0. If you have the partition in fstab, the computer will try to mount it when booting, and it will be mounted by root (superuser). If you want it to automount afterwards (when you are already logged in), you should not have it in fstab. (I have an external (eSATA) drive in fstab with the option noauto. I do not want to mount it at boot, because it is seldom used. But I want to mount it afterwards, and then can I mount it either manually with sudo mount, or with a 'home-made' kdialog GUI, that can mount and unmount drives.)
Originally Posted by davesmith
1. I want other external drives (USB and eSATA) to automount, so they are not in fstab. This is the case for USB HDDs, flash sticks and flash cards in a card reader, camera as well as mobile phone. These will be automounted in the desktop versions of Ubuntu.
- I understand that you have upgraded to Ubuntu 11.10. Is it the 'vanilla' flavour with Unity or gnome 3? Is the file browser Nautilus working? Did it automount this USB HDD before, but not now? Does it work if you boot from a live CD or USB drive?

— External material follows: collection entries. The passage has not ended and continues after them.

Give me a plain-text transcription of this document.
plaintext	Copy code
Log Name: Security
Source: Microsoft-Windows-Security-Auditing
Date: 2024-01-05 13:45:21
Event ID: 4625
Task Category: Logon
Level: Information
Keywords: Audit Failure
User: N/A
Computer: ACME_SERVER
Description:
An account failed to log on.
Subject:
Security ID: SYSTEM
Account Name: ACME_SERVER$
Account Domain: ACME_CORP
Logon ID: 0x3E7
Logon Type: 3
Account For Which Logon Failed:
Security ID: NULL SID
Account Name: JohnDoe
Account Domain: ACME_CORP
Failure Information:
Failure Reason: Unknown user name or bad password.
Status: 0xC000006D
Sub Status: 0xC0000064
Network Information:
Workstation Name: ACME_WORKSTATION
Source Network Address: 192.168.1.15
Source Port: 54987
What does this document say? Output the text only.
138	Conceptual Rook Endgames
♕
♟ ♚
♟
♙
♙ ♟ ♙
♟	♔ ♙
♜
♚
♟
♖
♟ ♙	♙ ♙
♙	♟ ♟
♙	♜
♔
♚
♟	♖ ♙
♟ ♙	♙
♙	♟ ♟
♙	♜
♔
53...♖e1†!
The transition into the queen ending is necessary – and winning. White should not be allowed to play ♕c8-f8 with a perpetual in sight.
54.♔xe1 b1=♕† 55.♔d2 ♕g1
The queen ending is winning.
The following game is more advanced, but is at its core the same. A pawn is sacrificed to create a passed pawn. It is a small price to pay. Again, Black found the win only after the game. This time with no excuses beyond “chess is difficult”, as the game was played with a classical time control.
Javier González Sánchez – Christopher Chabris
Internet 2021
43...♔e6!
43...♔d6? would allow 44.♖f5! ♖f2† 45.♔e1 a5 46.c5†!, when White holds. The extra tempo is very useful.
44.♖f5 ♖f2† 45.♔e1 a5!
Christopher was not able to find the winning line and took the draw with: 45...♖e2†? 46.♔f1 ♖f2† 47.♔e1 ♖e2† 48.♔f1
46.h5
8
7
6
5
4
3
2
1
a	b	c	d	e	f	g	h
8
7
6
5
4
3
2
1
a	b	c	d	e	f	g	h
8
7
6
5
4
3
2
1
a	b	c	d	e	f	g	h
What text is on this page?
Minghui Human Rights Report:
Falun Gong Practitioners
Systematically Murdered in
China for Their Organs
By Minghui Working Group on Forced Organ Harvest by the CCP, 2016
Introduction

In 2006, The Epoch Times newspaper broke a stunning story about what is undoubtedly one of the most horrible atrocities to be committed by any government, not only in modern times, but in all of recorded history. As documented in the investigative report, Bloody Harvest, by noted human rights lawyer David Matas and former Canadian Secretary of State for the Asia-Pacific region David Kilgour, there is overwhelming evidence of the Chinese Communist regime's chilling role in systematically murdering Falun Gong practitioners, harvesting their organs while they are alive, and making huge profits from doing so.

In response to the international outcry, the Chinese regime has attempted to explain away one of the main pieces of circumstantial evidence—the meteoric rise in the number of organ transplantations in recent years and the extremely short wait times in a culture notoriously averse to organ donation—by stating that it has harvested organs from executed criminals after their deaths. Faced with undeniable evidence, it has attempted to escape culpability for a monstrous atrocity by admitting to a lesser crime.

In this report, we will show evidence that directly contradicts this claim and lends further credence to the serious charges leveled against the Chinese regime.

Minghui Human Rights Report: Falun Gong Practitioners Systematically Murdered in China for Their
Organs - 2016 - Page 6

- If you 'comment away' the drive from fstab (typing # in the first position of the line) and reboot:
What happens if you unmount (if mounted), disconnect the USB HDD from USB, then shut of the power (if power connection), wait for 10 seconds, then reconnect the power and finally reconnect it to a USB port? It should automount, otherwise I think there is something wrong with your current version of Ubuntu, and until that is fixed, you might need to use the manual mounting.
But it can be more convenient using an alias for example provided you have created a directory /media/sdb1. Try with and without sudo, maybe it will be better to mount as the normal user.
but it is better to use the UUID, because the drive may not always be assigned to /dev/sdb1. You find the UUID with the command and you should use that string without the quotes "5921-6A05" like this (your UUID will be different).
alias msdb1='sudo mount -t ntfs-3g /dev/sdb1 /media/sdb1'
alias msdb1='sudo mount -U 5921-6A05 -t ntfs-3g /media/sdb1'
So use the command msdb1 (or select another unique name if you prefer to mount the drive!
alias msdb1='sudo mount -U 5921-6A05 -t auto /media/sdb1'
Edit: using the alias command in a terminal lasts only until the terminal is closed, but if you enter the command into ~/.bashrc (at the other aliases) it will be part of the environment for all future terminal windows.